Role of proneurotensin as marker of paediatric coeliac disease

Summary Neurotensin (NT) is a gut hormone functioning proinflammatory through nuclear factor kappa B (NF‐κB) and interleukin (IL)−8 secretion or anti‐inflammatory through epidermal growth factor receptors. NT mRNA is down‐regulated in duodenal biopsies of children with untreated coeliac disease. The aim of this study was to investigate if plasma pro‐NT levels correlated with the degree of intestinal mucosal damage and tissue transglutaminase autoantibody (tTGA) levels in children with coeliac disease. Fasting plasma samples from 96 children with coeliac disease and 89 non‐coeliac disease controls were analysed for NT precursor fragment pro‐NT 1–117 by a chemiluminometric immunoassay. Pro‐NT levels were compared with NT mRNA from duodenal biopsies, assessed previously with quantitative polymerase chain reaction (PCR).

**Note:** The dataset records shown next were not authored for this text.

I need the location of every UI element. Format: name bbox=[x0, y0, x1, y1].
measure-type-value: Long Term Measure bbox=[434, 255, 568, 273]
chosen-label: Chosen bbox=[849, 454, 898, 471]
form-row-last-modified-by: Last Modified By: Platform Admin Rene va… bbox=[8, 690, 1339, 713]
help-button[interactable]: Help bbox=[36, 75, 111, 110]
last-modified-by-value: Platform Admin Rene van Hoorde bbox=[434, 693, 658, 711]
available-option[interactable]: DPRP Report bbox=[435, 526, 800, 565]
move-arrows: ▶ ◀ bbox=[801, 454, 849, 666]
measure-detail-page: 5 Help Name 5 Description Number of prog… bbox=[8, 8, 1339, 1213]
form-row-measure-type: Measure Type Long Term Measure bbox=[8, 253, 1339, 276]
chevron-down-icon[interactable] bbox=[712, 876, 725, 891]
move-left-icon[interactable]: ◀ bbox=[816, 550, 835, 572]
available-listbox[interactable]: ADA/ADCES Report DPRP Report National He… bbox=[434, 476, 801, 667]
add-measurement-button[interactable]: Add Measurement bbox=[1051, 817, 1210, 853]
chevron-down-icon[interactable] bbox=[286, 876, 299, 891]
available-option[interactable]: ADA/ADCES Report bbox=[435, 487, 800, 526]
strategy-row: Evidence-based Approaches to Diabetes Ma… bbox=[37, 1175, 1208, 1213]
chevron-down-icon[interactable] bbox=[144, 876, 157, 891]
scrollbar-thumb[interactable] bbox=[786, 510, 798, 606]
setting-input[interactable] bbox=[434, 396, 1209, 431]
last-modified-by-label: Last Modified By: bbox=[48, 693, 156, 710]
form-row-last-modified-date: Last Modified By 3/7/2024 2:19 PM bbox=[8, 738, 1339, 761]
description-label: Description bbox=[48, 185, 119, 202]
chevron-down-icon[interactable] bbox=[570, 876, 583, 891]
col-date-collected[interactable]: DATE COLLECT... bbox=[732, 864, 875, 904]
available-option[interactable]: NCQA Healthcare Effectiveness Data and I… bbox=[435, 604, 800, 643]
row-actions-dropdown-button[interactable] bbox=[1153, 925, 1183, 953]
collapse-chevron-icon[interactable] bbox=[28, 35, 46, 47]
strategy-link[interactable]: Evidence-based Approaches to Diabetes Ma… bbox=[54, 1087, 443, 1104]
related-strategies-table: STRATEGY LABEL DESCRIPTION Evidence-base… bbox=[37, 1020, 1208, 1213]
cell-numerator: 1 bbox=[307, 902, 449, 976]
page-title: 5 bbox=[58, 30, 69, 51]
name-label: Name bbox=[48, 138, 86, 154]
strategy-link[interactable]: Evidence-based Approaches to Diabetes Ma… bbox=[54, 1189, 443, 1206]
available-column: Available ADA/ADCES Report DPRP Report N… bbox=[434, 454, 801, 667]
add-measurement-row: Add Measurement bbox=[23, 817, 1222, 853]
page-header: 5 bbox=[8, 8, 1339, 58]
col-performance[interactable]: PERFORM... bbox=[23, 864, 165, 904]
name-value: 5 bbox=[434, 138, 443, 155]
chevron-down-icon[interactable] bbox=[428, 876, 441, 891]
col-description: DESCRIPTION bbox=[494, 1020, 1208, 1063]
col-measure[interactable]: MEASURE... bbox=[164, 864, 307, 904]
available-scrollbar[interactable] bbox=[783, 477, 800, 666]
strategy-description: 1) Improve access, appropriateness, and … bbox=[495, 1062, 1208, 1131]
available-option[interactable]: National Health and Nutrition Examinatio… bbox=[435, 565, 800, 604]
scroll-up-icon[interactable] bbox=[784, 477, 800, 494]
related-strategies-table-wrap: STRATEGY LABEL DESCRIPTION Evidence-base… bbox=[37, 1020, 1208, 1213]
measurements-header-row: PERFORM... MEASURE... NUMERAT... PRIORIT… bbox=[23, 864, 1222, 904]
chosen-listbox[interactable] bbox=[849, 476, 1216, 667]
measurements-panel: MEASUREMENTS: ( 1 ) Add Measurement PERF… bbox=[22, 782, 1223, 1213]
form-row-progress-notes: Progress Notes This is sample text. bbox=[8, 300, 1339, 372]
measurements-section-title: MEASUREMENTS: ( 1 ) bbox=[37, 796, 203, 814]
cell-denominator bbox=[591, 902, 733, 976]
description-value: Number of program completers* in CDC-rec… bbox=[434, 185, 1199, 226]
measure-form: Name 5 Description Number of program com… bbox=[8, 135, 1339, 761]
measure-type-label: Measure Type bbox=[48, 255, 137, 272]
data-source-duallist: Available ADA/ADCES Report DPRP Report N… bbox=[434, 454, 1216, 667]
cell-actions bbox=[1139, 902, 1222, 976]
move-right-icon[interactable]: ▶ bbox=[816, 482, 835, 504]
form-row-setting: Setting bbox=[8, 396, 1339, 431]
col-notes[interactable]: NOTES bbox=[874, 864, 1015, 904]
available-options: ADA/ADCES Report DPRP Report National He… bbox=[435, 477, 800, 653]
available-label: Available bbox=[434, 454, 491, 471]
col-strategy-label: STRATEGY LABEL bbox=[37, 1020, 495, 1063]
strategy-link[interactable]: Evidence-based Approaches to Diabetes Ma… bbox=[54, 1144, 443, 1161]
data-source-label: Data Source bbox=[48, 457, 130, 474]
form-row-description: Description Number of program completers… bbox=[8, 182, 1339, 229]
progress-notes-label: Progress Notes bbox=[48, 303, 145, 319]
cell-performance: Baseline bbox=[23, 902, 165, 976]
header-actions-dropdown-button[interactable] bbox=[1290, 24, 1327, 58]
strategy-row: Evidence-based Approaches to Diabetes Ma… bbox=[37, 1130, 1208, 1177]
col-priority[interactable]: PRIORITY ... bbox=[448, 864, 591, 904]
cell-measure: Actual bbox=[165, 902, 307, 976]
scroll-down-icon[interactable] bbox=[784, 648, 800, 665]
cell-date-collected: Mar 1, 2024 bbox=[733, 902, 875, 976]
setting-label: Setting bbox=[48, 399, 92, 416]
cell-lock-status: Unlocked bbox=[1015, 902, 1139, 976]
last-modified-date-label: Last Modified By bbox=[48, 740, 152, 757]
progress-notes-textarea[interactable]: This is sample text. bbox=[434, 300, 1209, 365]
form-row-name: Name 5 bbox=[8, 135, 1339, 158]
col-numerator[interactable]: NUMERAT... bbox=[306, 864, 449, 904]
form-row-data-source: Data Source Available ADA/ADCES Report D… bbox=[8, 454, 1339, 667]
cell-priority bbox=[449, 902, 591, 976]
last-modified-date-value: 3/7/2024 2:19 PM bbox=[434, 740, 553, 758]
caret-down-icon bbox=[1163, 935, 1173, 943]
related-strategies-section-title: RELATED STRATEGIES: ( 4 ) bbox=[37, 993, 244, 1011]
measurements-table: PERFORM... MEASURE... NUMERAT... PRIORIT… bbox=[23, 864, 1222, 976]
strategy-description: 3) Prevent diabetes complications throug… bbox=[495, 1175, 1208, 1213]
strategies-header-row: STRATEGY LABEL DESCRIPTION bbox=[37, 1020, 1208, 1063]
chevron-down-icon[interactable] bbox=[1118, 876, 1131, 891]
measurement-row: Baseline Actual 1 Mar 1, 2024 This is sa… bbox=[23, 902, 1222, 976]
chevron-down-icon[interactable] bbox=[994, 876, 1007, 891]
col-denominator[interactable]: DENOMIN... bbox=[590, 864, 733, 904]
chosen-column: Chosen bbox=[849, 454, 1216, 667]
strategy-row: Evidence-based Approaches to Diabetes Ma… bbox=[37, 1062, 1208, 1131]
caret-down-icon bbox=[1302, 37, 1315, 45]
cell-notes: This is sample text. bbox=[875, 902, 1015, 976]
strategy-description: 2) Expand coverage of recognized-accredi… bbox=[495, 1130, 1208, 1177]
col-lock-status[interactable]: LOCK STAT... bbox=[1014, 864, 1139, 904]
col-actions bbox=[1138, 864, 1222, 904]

Illumina core exome arrays were used for human leucocyte antigen (HLA) typing and the Marsh criteria applied to score mucosal damage. Tissue TGA was measured by radio binding assay. A general linear model compared pro‐NT levels with diagnosis of coeliac disease, Marsh score and HLA DQ haplotype. Spearman's rank test was used to compare pro‐NT levels with tTGA, age and duodenal NT mRNA levels, respectively. Plasma pro‐NT levels were elevated in children with coeliac disease (median 23 pmol/l higher, P  = 0·003) and in those with severe intestinal mucosal damage (median 24 pmol/l higher for ≥ Marsh 3b versus not, P  = 0·0004). Pro‐NT levels correlated further with tTGA ( r 2  = 0·22, P  = 0·002), but not with duodenal NTS mRNA levels ( r 2  = −0·12, P  = 0·14). Pro‐NT was not associated with any of the HLA risk‐haplotypes. Elevated peripheral pro‐NT levels reflect more severe forms of active coeliac disease, indicating a potential role of NT in intestinal inflammation.